Hoje em dia é preciso se perguntar quando foi a última vez que você chamou uma pessoa de “idiota”. Esse adjetivo pode lhe render um senhor processo de censura e você terá que pagar pesados valores a título de danos morais.
Foi justamente o que aconteceu com o lobista Alexandre Paes dos Santos que, afora suas posições políticas reacionárias, chamou o filho de Lula, Fábio Luiz Lula da Silva, de idiota, isso ainda em 2006.
O Tribunal de Justiça de São Paulo (TJ/SP), por meio da juíza Renata Soubhie Nogueira Borio, diante do caso, arbitrou uma indenização no valor de R$ 32.152,63 em razão das palavras proferidas pelo lobista, que disse que Lulinha, como é conhecido Fábio, era idiota em uma entrevista concedida para a revista Veja em 2006.
No alto de seu poder discricionário, afirma o documento judicial que o que foi dito por Alexandre Paes eram ofensas que procederam afronta direta, pessoal e pública à honra e imagem de Lulinha, “em franco desabono a sua competência profissional, honestidade, moral e ética”. E que foram ditas “diversas palavras e expressões ofensivas e incompatíveis com sua capacidade pessoal e profissional, tais como: ‘idiota’, ‘uma decepção’, ‘um garoto que joga videogame’, e ainda, ser portador de uma ‘disfunção'”.
O que se colocou em debate é que, de acordo com a decisão da justiça, a injúria surge quando há “juízos de valor, exteriorizando-se qualidades negativas ou defeitos que importem menoscabo, ultraje ou vilipêndio de alguém (…) ainda que a opinião pessoal sobre uma pessoa seja expressa em ambiente familiar, de confradaria ou num círculo particular e sem repercussão pública, é inadmissível que se possa tecer qualquer tipo de comentário ofensivo à dignidade ou ao decoro de outrem, livre de qualquer consequência”.
Quer dizer, não se pode ofender, criticar ou mesmo xingar pessoas públicas, pois, por algum motivo especial, são incriticáveis. Logo elas, as pessoas públicas, que, no Brasil, são alvos até de marchinhas de Carnaval, tamanha repulsa que o povo tem da maioria delas. Chamar uma pessoa pública de idiota, o que deve ser o mais comum no Brasil, é passível de processo e indenização por danos morais, sabe lá, Deus, que danos seriam esses.

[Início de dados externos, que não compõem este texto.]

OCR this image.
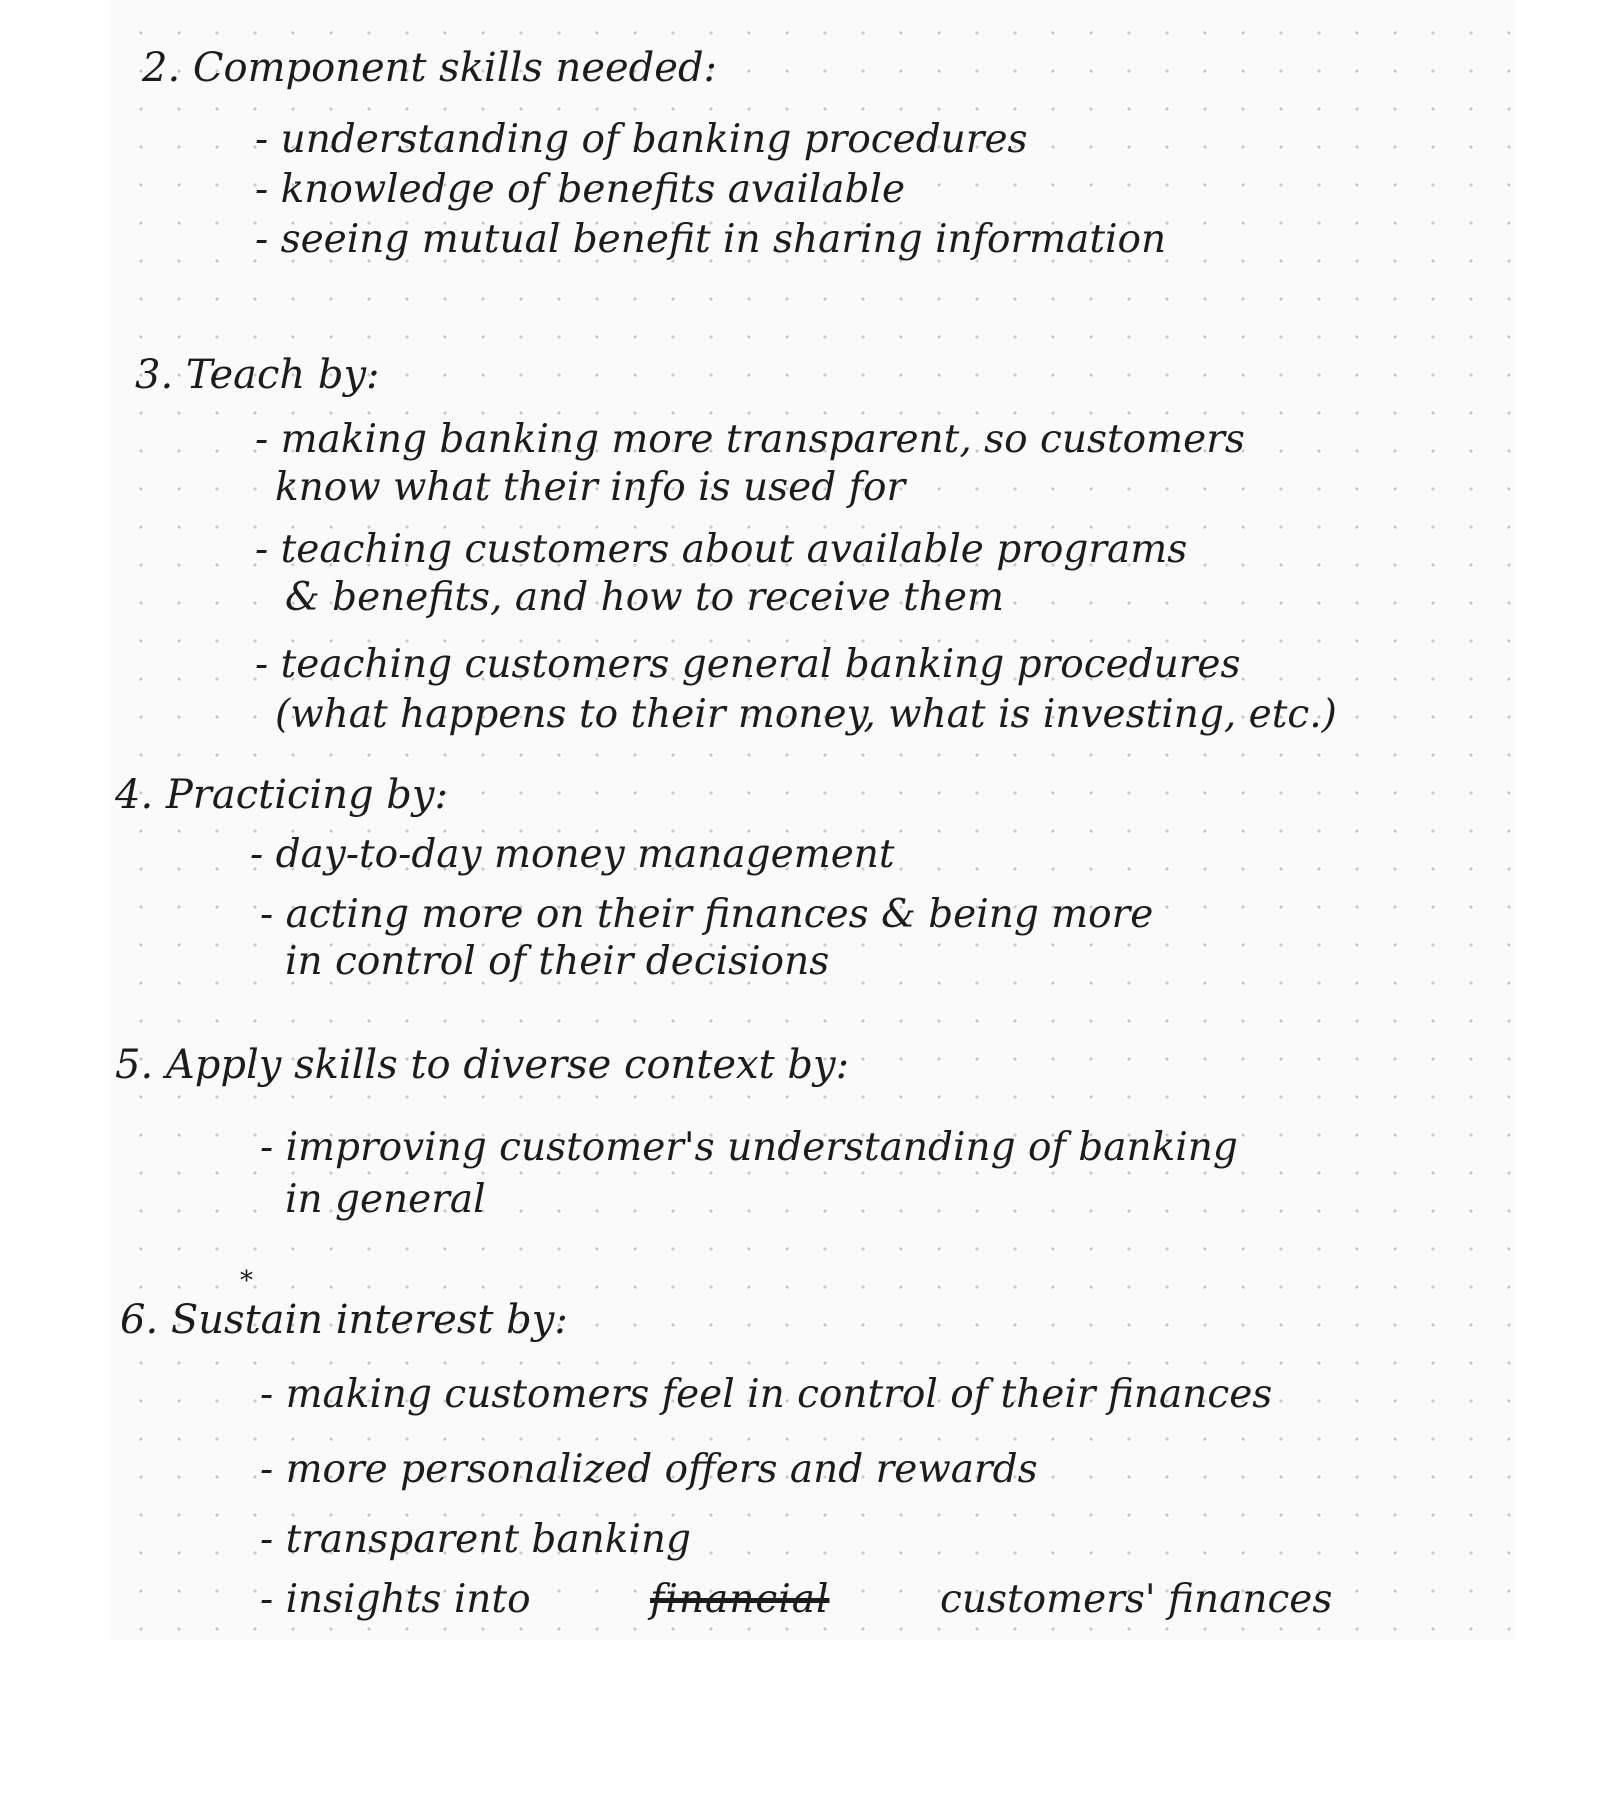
2. Component skills needed:
- understanding of banking procedures
- knowledge of benefits available
- seeing mutual benefit in sharing information
3. Teach by:
- making banking more transparent, so customers
know what their info is used for
- teaching customers about available programs
& benefits, and how to receive them
- teaching customers general banking procedures
(what happens to their money, what is investing, etc.)
4. Practicing by:
- day-to-day money management
- acting more on their finances & being more
in control of their decisions
5. Apply skills to diverse context by:
- improving customer's understanding of banking
in general
*
6. Sustain interest by:
- making customers feel in control of their finances
- more personalized offers and rewards
- transparent banking
- insights into	financial	customers' finances
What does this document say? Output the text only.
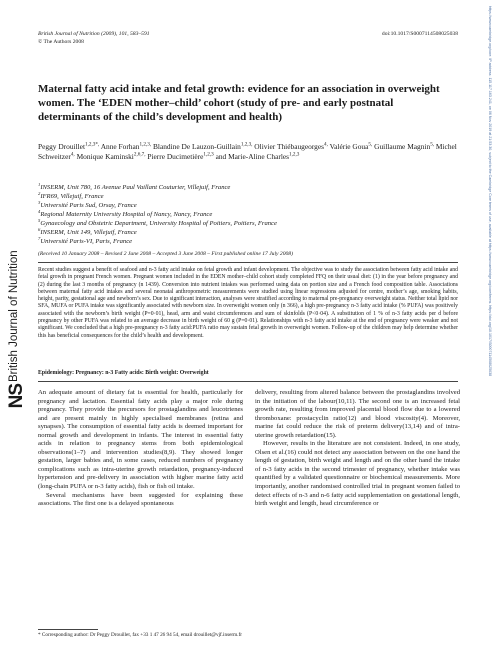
British Journal of Nutrition (2009), 101, 583–591	doi:10.1017/S0007114508025038
© The Authors 2008	https://www.cambridge.org/core. IP address: 115.117.163.241, on 06 Nov 2019 at 21:53:30, subject to the Cambridge Core terms of use, available at https://www.cambridge.org/core/terms. https://doi.org/10.1017/S0007114508025038
British Journal of Nutrition
NS
Maternal fatty acid intake and fetal growth: evidence for an association in overweight women. The ‘EDEN mother–child’ cohort (study of pre- and early postnatal determinants of the child’s development and health)
Peggy Drouillet$^{1,2,3*,}$ Anne Forhan$^{1,2,3,}$ Blandine De Lauzon-Guillain$^{1,2,3,}$ Olivier Thiébaugeorges$^{4,}$ Valérie Goua$^{5,}$ Guillaume Magnin$^{5,}$ Michel Schweitzer$^{4,}$ Monique Kaminski$^{2,6,7,}$ Pierre Ducimetière$^{1,2,3}$ and Marie-Aline Charles$^{1,2,3}$
$^1$INSERM, Unit 780, 16 Avenue Paul Vaillant Couturier, Villejuif, France
$^2$IFR69, Villejuif, France
$^3$Université Paris Sud, Orsay, France
$^4$Regional Maternity University Hospital of Nancy, Nancy, France
$^5$Gynaecology and Obstetric Department, University Hospital of Poitiers, Poitiers, France
$^6$INSERM, Unit 149, Villejuif, France
$^7$Université Paris-VI, Paris, France
(Received 10 January 2008 – Revised 2 June 2008 – Accepted 3 June 2008 – First published online 17 July 2008)
Recent studies suggest a benefit of seafood and n-3 fatty acid intake on fetal growth and infant development. The objective was to study the association between fatty acid intake and fetal growth in pregnant French women. Pregnant women included in the EDEN mother–child cohort study completed FFQ on their usual diet: (1) in the year before pregnancy and (2) during the last 3 months of pregnancy (n 1439). Conversion into nutrient intakes was performed using data on portion size and a French food composition table. Associations between maternal fatty acid intakes and several neonatal anthropometric measurements were studied using linear regressions adjusted for centre, mother’s age, smoking habits, height, parity, gestational age and newborn’s sex. Due to significant interaction, analyses were stratified according to maternal pre-pregnancy overweight status. Neither total lipid nor SFA, MUFA or PUFA intake was significantly associated with newborn size. In overweight women only (n 366), a high pre-pregnancy n-3 fatty acid intake (% PUFA) was positively associated with the newborn’s birth weight (P=0·01), head, arm and waist circumferences and sum of skinfolds (P<0·04). A substitution of 1 % of n-3 fatty acids per d before pregnancy by other PUFA was related to an average decrease in birth weight of 60 g (P=0·01). Relationships with n-3 fatty acid intake at the end of pregnancy were weaker and not significant. We concluded that a high pre-pregnancy n-3 fatty acid:PUFA ratio may sustain fetal growth in overweight women. Follow-up of the children may help determine whether this has beneficial consequences for the child’s health and development.
Epidemiology: Pregnancy: n-3 Fatty acids: Birth weight: Overweight

An adequate amount of dietary fat is essential for health, particularly for pregnancy and lactation. Essential fatty acids play a major role during pregnancy. They provide the precursors for prostaglandins and leucotrienes and are present mainly in highly specialised membranes (retina and synapses). The consumption of essential fatty acids is deemed important for normal growth and development in infants. The interest in essential fatty acids in relation to pregnancy stems from both epidemiological observations(1–7) and intervention studies(8,9). They showed longer gestation, larger babies and, in some cases, reduced numbers of pregnancy complications such as intra-uterine growth retardation, pregnancy-induced hypertension and pre-delivery in association with higher marine fatty acid (long-chain PUFA or n-3 fatty acids), fish or fish oil intake.

Several mechanisms have been suggested for explaining these associations. The first one is a delayed spontaneous

delivery, resulting from altered balance between the prostaglandins involved in the initiation of the labour(10,11). The second one is an increased fetal growth rate, resulting from improved placental blood flow due to a lowered thromboxane: prostacyclin ratio(12) and blood viscosity(4). Moreover, marine fat could reduce the risk of preterm delivery(13,14) and of intra-uterine growth retardation(15).

However, results in the literature are not consistent. Indeed, in one study, Olsen et al.(16) could not detect any association between on the one hand the length of gestation, birth weight and length and on the other hand the intake of n-3 fatty acids in the second trimester of pregnancy, whether intake was quantified by a validated questionnaire or biochemical measurements. More importantly, another randomised controlled trial in pregnant women failed to detect effects of n-3 and n-6 fatty acid supplementation on gestational length, birth weight and length, head circumference or

* Corresponding author: Dr Peggy Drouillet, fax +33 1 47 26 94 54, email drouillet@vjf.inserm.fr
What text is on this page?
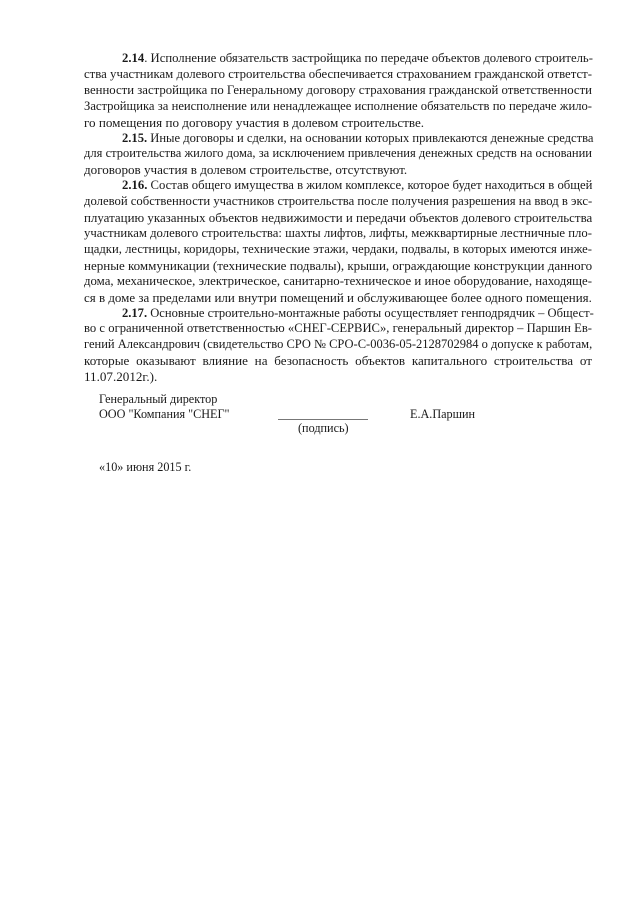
2.14. Исполнение обязательств застройщика по передаче объектов долевого строитель-
ства участникам долевого строительства обеспечивается страхованием гражданской ответст-
венности застройщика по Генеральному договору страхования гражданской ответственности
Застройщика за неисполнение или ненадлежащее исполнение обязательств по передаче жило-
го помещения по договору участия в долевом строительстве.
2.15. Иные договоры и сделки, на основании которых привлекаются денежные средства
для строительства жилого дома, за исключением привлечения денежных средств на основании
договоров участия в долевом строительстве, отсутствуют.
2.16. Состав общего имущества в жилом комплексе, которое будет находиться в общей
долевой собственности участников строительства после получения разрешения на ввод в экс-
плуатацию указанных объектов недвижимости и передачи объектов долевого строительства
участникам долевого строительства: шахты лифтов, лифты, межквартирные лестничные пло-
щадки, лестницы, коридоры, технические этажи, чердаки, подвалы, в которых имеются инже-
нерные коммуникации (технические подвалы), крыши, ограждающие конструкции данного
дома, механическое, электрическое, санитарно-техническое и иное оборудование, находяще-
ся в доме за пределами или внутри помещений и обслуживающее более одного помещения.
2.17. Основные строительно-монтажные работы осуществляет генподрядчик – Общест-
во с ограниченной ответственностью «СНЕГ-СЕРВИС», генеральный директор – Паршин Ев-
гений Александрович (свидетельство СРО № СРО-С-0036-05-2128702984 о допуске к работам,
которые оказывают влияние на безопасность объектов капитального строительства от
11.07.2012г.).
Генеральный директор
ООО "Компания "СНЕГ"
(подпись)
Е.А.Паршин
«10» июня 2015 г.
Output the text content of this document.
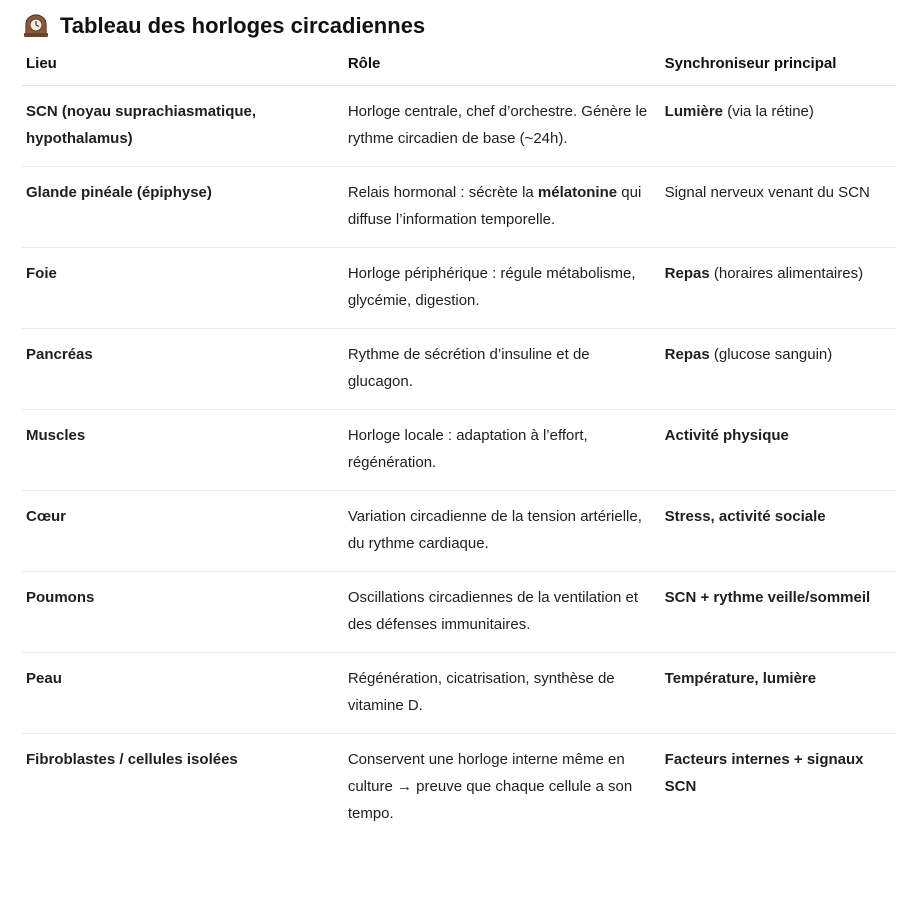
Tableau des horloges circadiennes
Lieu	Rôle	Synchroniseur principal
SCN (noyau suprachiasmatique, hypothalamus)	Horloge centrale, chef d’orchestre. Génère le rythme circadien de base (~24h).	Lumière (via la rétine)
Glande pinéale (épiphyse)	Relais hormonal : sécrète la mélatonine qui diffuse l’information temporelle.	Signal nerveux venant du SCN
Foie	Horloge périphérique : régule métabolisme, glycémie, digestion.	Repas (horaires alimentaires)
Pancréas	Rythme de sécrétion d’insuline et de glucagon.	Repas (glucose sanguin)
Muscles	Horloge locale : adaptation à l’effort, régénération.	Activité physique
Cœur	Variation circadienne de la tension artérielle, du rythme cardiaque.	Stress, activité sociale
Poumons	Oscillations circadiennes de la ventilation et des défenses immunitaires.	SCN + rythme veille/sommeil
Peau	Régénération, cicatrisation, synthèse de vitamine D.	Température, lumière
Fibroblastes / cellules isolées	Conservent une horloge interne même en culture → preuve que chaque cellule a son tempo.	Facteurs internes + signaux SCN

É de se ter como estabelecido que nenhuma pessoa pública é idiota, o que é um raciocínio idiota em si. Idiota, diz o dicionário: diz-se de ou pessoa que carece de inteligência, de discernimento; tolo, ignorante, estúpido. Pela decisão, nenhuma pessoa pública carece de inteligência, nenhuma delas é ignorante ou estúpido. Pensar que nenhuma pessoa pública é idiota é um pensamento idiota.
Na realidade, o que está sendo estabelecido aos poucos pela justiça é a censura, o que é e sempre foi uma política fundamental para a direita. Boa parte da repressão da ditadura militar se deu na base do que poderia ou não ser dito. Mas atualmente isto está acontecendo com um amplo apoio da esquerda pequeno-burguesa, que tirou como política principal defender que as pessoas falem ou sejam proibidas de falar algumas palavras. O que é uma política, com o perdão da justiça brasileira, idiota.
Quando uma pessoa é proibida de falar uma palavra, de expressar seu pensamento sobre um fato ou alguém, por mais benéficas que possam parecer as razões, o que se realiza é a censura pura e simples.
Em primeiro lugar, não existe, e nem deveria existir, um moderador da consciência alheia. Alguém que possa impedir o que outra pessoa deve ou não ouvir, deve ou não ler. É absurdo e mesmo idiota achar que haveria alguém tão reverendíssimo assim, tão santo, tão elevado.
Em segundo lugar vale a máxima nacional: chumbo trocado não dói. Se uma pessoa se sentiu ofendida por algo dito ou escrito, resta, se assim o quiser, devolver a ofensa, em igual ou maior grau. Ou exercer o direito de resposta, como está previsto em lei, se assim preferir.
Agora determinar uma indenização milionária em razão de algo que foi dito é completamente autoritário, especialmente porque quem vai obrigar a fazer ou não fazer tal coisa é o estado, o Poder Judiciário, que, até onde se sabe não está nas mãos dos trabalhadores, ao contrário do que algumas pessoas pensam especialmente em relação ao Supremo Tribunal Federal.
A liberdade de expressão deve ser irrestrita, sem qualquer limitação, posto que é uma arma fundamental para qualquer pessoa ou organização que esteja lutando contra o regime. Sem ela, todos os demais direitos democráticos não passam de uma ficção. Se expressar é o primeiro passo para organizar qualquer luta, para reivindicar qualquer coisa que seja.